ARTIFICIAL PERCEPTION

The research centres on the integration of knowledge, methods and systems to design and implement all the processes involved in the optimal resolution of complex problems. For example, in the case of Precision Agriculture, a Site Specific Weed Management system is conceived as a three-stage intelligent and complex artificial system which includes:

1) Perception or detection and identification of natural structures such as crop rows and weeds.

2) Decision-making, or the development of an action plan that must consider elements such as the amount of herbicide to be applied, information supplied by the perception stage, additional information available (type of crop and weeds, field history, farmer experience, etc.), and the targets set for the treatment.

3) Action or implementation of the treatment plan; specifically, the generation of the appropriate signals to be sent to the treatment equipment, for example a sprayer.

In the area of outdoor mobile robotics, the GPA is dedicated to the development of various small mobile platforms that can be used for both field scouting and treatment application. The aim is for robots to move autonomously guided by the available natural structures, such as crop rows. The first prototypes also integrate a hybrid architecture (deliberative and reactive) for behaviour generation.

Since 2010 the GPA participates in the European RHEA project – Robot Fleets for Highly Effective Agriculture and Forestry Management” (http://www.rhea-project.eu). The RHEA project is a FP7-NMP-2009-LARGE-3 project that involves 19 groups from 8 countries. The head of the GPA is also part of the RHEA coordination team. She is in charge of supervising the scientific and technical aspects of the project. The project has a total budget of approximately 7 million euros and is a great opportunity for Europe to lead the development of agricultural technologies. RHEA provides a set of complex real problems and specific objectives for the development of perception-decision-action systems that will enhance scientific progress in research areas such as perception, coordination of agents (physical), decision making, mobile robotics, software architectures for the generation of behaviours, etc.

In addition, the group is coordinating the Spanish research project GroW (Ground Inspection System in Autonomous Vehicles and their Effective Application for Weed Detection and Control – AGL2011-30442-C02-02) since January of 2012.

In summary, the research tasks of the GPA focus on:

– Perception Systems: Merging sensory and contextual information.
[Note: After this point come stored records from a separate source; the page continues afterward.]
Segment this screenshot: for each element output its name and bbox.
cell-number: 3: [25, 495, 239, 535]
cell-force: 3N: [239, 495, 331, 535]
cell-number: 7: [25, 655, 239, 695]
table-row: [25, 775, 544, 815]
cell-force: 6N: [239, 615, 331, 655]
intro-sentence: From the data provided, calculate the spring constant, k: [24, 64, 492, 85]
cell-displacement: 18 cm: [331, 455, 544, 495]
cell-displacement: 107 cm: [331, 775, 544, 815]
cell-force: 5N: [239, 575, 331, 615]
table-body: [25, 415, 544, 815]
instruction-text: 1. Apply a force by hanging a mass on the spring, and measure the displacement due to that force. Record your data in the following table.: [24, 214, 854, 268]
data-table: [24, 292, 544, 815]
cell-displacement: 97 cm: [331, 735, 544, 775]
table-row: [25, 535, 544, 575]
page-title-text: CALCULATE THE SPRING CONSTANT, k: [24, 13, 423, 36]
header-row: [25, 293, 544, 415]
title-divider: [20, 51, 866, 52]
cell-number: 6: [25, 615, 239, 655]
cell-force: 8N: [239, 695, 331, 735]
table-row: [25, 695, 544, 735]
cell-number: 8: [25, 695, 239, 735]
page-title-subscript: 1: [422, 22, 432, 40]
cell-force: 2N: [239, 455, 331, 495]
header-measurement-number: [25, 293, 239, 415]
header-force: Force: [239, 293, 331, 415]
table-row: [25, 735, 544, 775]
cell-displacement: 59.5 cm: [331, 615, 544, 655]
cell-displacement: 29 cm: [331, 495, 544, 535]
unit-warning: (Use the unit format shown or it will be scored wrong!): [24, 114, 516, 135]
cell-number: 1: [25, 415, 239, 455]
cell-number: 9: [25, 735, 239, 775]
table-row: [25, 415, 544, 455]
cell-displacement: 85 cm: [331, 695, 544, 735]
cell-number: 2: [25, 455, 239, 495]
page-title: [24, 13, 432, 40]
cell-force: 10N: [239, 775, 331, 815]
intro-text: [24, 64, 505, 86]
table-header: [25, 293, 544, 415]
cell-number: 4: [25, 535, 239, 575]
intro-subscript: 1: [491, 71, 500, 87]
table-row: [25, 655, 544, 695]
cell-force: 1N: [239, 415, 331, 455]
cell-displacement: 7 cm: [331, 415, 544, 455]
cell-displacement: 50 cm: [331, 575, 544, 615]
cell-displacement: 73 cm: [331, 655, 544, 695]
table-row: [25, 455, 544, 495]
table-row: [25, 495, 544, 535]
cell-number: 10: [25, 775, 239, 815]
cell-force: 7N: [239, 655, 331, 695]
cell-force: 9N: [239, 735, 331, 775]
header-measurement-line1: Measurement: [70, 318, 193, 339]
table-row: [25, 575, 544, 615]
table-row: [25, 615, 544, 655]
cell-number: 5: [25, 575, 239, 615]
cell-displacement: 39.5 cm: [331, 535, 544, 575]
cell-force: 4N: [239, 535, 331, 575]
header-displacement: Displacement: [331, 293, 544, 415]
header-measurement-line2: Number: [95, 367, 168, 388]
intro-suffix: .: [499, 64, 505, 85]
– Structures for representing knowledge and information.

– Knowledge induction methods.

– Planning and decision-making mechanisms.

– Distributed processes architectures: coordination and interaction of agents and behaviour generation.

– Artificial vision systems.

– Discrimination in real time of natural structures.

– Autonomous visual navigation of mobile robots.

– Sensor nodes in wireless networks.

– Solutions based on evolutionary computation.